It is a beautiful read. While it assimilates thoughts and contexts of and around K’s films, at the same time, it has its own unassuming humble stand on the subject.
The book relooks into almost all of K’s films, starting with the highly structured, pedagogical and moralistic (short) films that he made under the aegis of Kanun, an institutional association spanning for many many years in K's career. The films that he made amidst Iran’s political imbroglio and a spine breaking censorship regime include Bread & Alley, Breaktime, A suit for wedding, The Experience,The Traveller,The Toothache etc which were dedicatedly exploring the undeterred spirit of the child / adolescent protagonists who were on their own devices (on a journey of initiation and self discovery) and in the process, learnt something.
The book documents K’s growth as a film maker. His films are very much embedded in the cultural, social and political fabric of Iran and yet cannot be reduced to just those. The only constant that remained in his films were their ever transience, and their ever transcendence from the established forms and structures with their lyrical and poetical linguistics, their attempt at ‘re-educating the gaze’. K’s films were cinematic equivalent of the rich Persian poetry, something that he was besotted with. His frequent references to Khayyam, Hafeez, Rumi, Seferi, Farrokhzad etc through a symbolic iconography bear testimony.

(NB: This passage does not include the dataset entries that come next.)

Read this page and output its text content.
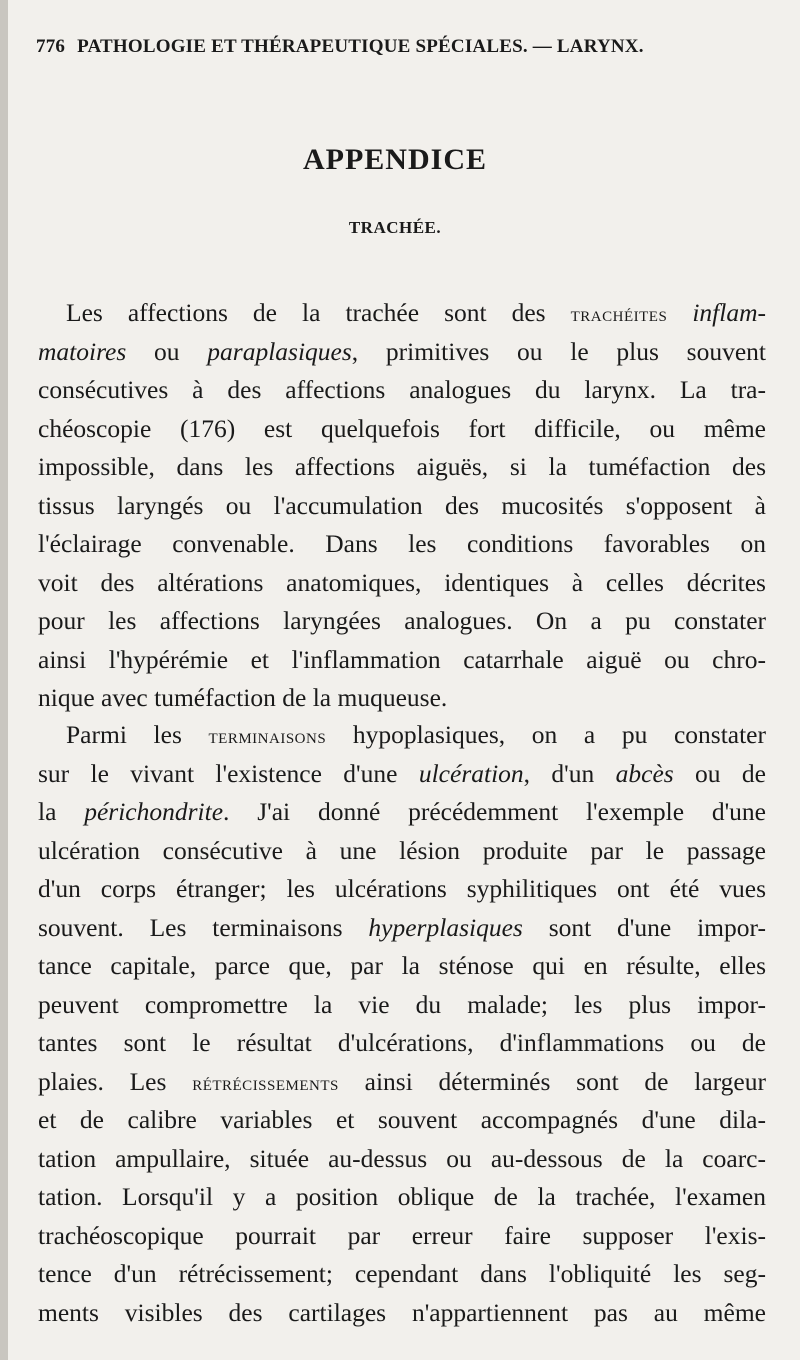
776 PATHOLOGIE ET THÉRAPEUTIQUE SPÉCIALES. — LARYNX.
APPENDICE
TRACHÉE.
Les affections de la trachée sont des trachéites inflam-
matoires ou paraplasiques, primitives ou le plus souvent
consécutives à des affections analogues du larynx. La tra-
chéoscopie (176) est quelquefois fort difficile, ou même
impossible, dans les affections aiguës, si la tuméfaction des
tissus laryngés ou l'accumulation des mucosités s'opposent à
l'éclairage convenable. Dans les conditions favorables on
voit des altérations anatomiques, identiques à celles décrites
pour les affections laryngées analogues. On a pu constater
ainsi l'hypérémie et l'inflammation catarrhale aiguë ou chro-
nique avec tuméfaction de la muqueuse.
Parmi les terminaisons hypoplasiques, on a pu constater
sur le vivant l'existence d'une ulcération, d'un abcès ou de
la périchondrite. J'ai donné précédemment l'exemple d'une
ulcération consécutive à une lésion produite par le passage
d'un corps étranger; les ulcérations syphilitiques ont été vues
souvent. Les terminaisons hyperplasiques sont d'une impor-
tance capitale, parce que, par la sténose qui en résulte, elles
peuvent compromettre la vie du malade; les plus impor-
tantes sont le résultat d'ulcérations, d'inflammations ou de
plaies. Les rétrécissements ainsi déterminés sont de largeur
et de calibre variables et souvent accompagnés d'une dila-
tation ampullaire, située au-dessus ou au-dessous de la coarc-
tation. Lorsqu'il y a position oblique de la trachée, l'examen
trachéoscopique pourrait par erreur faire supposer l'exis-
tence d'un rétrécissement; cependant dans l'obliquité les seg-
ments visibles des cartilages n'appartiennent pas au même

During the Islamic Revolution of the 1979, ideological polarisation and repression had reached their height. Except the very safe and unquestioning entertainment films, cinema saw its dark times. K made films that depicted the ‘society as a metaphor for conflict’ like the Case No. 1, Case No. 2 , Orderly or Disorderly?, Fellow citizen, First Graders, Homework etc.
The Islamic revolution lead to a considerable liberalisation in Iran’s film making culture with the govt. extending subsidies and some more relaxation in the censorship norms. Besides K, other Iranian directors like Saless, Mejhrui, Naderi, Beyzai were also making distinguished films and have influenced K’s works in ways more than one. Though the banning regime continued, but K among others, made some brilliant films, films that unfolded layers of reality. The voyage of the child protagonist in Where is the Friend’s Home?, often oversimplified for an apparently simple narrative, unfolds an adult world hostile to children. The man , in Close Up, chasing his object of desire, the pursuit of which makes him alienated from the world . The undaunted human will to live and thrive, reduced to its primitive instincts in the face of an apocalypse in Life and Nothing More. A post apocalyptic couple exploring the nuances of their relationship in Through the Olive Trees, a film that dissolves boundaries between fiction and real. Taste of Cherry, heretic in its form and content , is often misunderstood for its uncertainty, an element that remains typically Kiarostamian.
With the democratisation of Iran in the early 1990s leading to the formation of the Khatami govt.,the latter promised to facilitate ‘dialogues between civilisations’, K’s international acclaim brought him a huge support from beyond the borders. Although his films have often been accused of being exclusively curated for the foreign film festivals , and have been pompously labelled as ‘humanistic’ (a label that K has time and again denied).
With every film, he went on an exploration of the ‘hic et nunc', of a reality, not in its puritanical sense, but one that questioned the Absolute truth. K , therefore, didn’t shy away from lies , in order to attempt at finding a greater truth. His austere film making style , a minimalism quite akin to the Persian tradition of miniature art, the Persian spiritual tradition, his continuous attempts at making films ‘without crew, camera’ i.e. the supposed essentials, his strict ethics of the image, his narrative obscurity all lend him a towering repute and yet K stands in his complete humility , on an expeditious self journey towards his love for films.
The author maintains in the end, Kiarostami’s films are above all about tolerance. A tolerance that doesn’t defy or belittle or declare anything, one that conserves traditions and yet remains open and humble to the unknown.